En éstas estaban cuando unas bocas asomadas en la puerta empezaron a cantar:

Somos manchegos,

tomellosanos,

los que cantamos

con frenesí,

a la victoria

que conquistaron

quien nos legaron

tan rica vid…

– ¡Pero bueno, de dónde salís vosotros, gavilla de camastrones! -les gritó el Faraón.

Y los cantores, desafinados, Luis Torres, Jacinto Espinosa y Manolo Velasco, continuaron con el «frenesí» que pedía la letra. Mejor dicho, sólo cantaban Luis y Jacinto, porque Velasquete se limitaba a sonreír con timidez.

… Hidalgo pueblo,

por laborioso,

bien te mereces

este laurel.

Tus fieles hijos

de Tomelloso,

de ti seremos

heraldo fiel.

– Venga, cansinos, entrar de una vez y dejaros el himno en la puerta -insistió el Faraón. Pero los líricos, que venían terquísimos y un poco chateados, seguían sin destapar la puerta y enlazados por los hombros:

En lo que fue infecundo

del Tomillar del Oso

levántase imperiosa

nuestra gran población.

Emporio de riqueza

es nuestro Tomelloso,

que a bravas mocedades

debemos su creación.

Po, Po, Po, Po…

Somos manchegos…

– Pero ¿vais a empezar otra vez, so virulos? Ya ha estao bien de himno patrio. Venga, entrad y tomad algo.

– Si está aquí el agente Cipol de Tomelloso -exclamó Luis Torres dirigiéndose a Plinio con la mano tendida.

– Y el Cipol don Lotario… y el Faraón. El no va más en nuestro pueblo en materia de crímenes, robos y cachondeo.
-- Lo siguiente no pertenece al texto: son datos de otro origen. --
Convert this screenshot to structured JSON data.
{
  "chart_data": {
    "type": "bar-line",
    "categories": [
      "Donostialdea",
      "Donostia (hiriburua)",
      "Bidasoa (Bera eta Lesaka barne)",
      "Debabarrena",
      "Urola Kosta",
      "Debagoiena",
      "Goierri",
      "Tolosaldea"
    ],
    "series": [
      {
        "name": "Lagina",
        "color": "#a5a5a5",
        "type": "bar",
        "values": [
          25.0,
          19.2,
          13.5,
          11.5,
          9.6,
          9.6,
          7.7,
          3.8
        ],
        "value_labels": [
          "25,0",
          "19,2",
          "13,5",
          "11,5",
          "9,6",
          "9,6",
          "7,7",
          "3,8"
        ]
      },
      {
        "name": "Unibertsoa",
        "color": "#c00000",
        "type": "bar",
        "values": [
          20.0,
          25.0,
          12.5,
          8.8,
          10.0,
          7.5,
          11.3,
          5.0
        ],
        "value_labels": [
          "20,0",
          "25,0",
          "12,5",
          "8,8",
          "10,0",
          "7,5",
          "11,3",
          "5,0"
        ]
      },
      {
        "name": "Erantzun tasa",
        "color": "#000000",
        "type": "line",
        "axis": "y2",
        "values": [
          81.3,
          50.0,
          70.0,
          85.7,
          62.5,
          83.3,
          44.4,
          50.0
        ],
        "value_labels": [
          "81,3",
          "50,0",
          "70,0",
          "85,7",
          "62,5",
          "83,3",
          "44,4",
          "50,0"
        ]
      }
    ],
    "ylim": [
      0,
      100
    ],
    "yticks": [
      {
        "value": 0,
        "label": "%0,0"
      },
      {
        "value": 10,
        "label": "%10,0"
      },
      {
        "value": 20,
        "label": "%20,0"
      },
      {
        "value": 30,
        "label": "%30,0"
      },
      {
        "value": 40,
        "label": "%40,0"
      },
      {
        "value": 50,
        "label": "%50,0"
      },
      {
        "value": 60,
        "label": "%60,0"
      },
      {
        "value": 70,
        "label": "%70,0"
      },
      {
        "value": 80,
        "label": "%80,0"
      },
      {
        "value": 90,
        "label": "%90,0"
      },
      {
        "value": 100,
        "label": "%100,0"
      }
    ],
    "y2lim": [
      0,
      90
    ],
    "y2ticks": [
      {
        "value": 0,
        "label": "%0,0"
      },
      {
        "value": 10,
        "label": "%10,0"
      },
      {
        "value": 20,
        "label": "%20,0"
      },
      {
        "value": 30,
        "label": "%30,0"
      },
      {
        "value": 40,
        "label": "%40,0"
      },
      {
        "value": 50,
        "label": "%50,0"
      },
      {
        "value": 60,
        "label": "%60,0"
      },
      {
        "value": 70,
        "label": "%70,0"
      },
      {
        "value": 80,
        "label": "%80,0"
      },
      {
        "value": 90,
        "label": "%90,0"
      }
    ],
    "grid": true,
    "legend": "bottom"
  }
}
Y esto último va sólo por Antonio -completó Jacinto echándoles las manos.

Así que pasó un poco la euforia de los saludos, se añadieron al vino, a la asadurilla y otras golosinas del diente y el galillo que allí preparan para facilitar el trago.

– No hay como estar contento -dijo de pronto Luis Torres, dándole al Faraón en la espalda.

– El vino ayuda mucho a la contentación y al cipoteo. Eso es viejo -glosó el gordo.

– Tú estás muchas veces contento, ¿eh, Faraón? -le preguntó Jacinto.

– Yo, pase lo que pase, toas las fiestas, vísperas de fiesta, jueves y demás días de entre semana. No tengas cargo que me voy a morir de un berrinche por cualquier cosa. La vida dura menos que un gargarismo y siempre que no puedas montar gamberras güenísimas, no hay como apescarse a la barra de un bar con cuatro amigos juguetones, y ensilar hasta que el ombligo se ponga rojo-peligro. Todo lo demás, leche y picón.

– No hay como estar contento, sí, señor -repitió Luis-. Venga, Adela, echa otra ronda, pero sin pulso. ¿Usted está contento, Manuel?

– Yo no soy muy extremista. Ni me enserio mucho ni me río demasiado. Todo lo llevo con aire un poco distante y de buen conformar.

– Éste es vino con sifón, pero con mucho aguante -reforzó el Faraón-. Sin embargo, don Lotario, cuando se pone frenetiquillo, arpeo prisosísimo…

– De todo hay en la viña del Señor -dijo don Lotario mirando a Plinio.

Velasco se rio dulce mirando al veterinario y éste hizo un gesto ambiguo como si no le gustara hablar ante Plinio de sus euforias extraoficiales.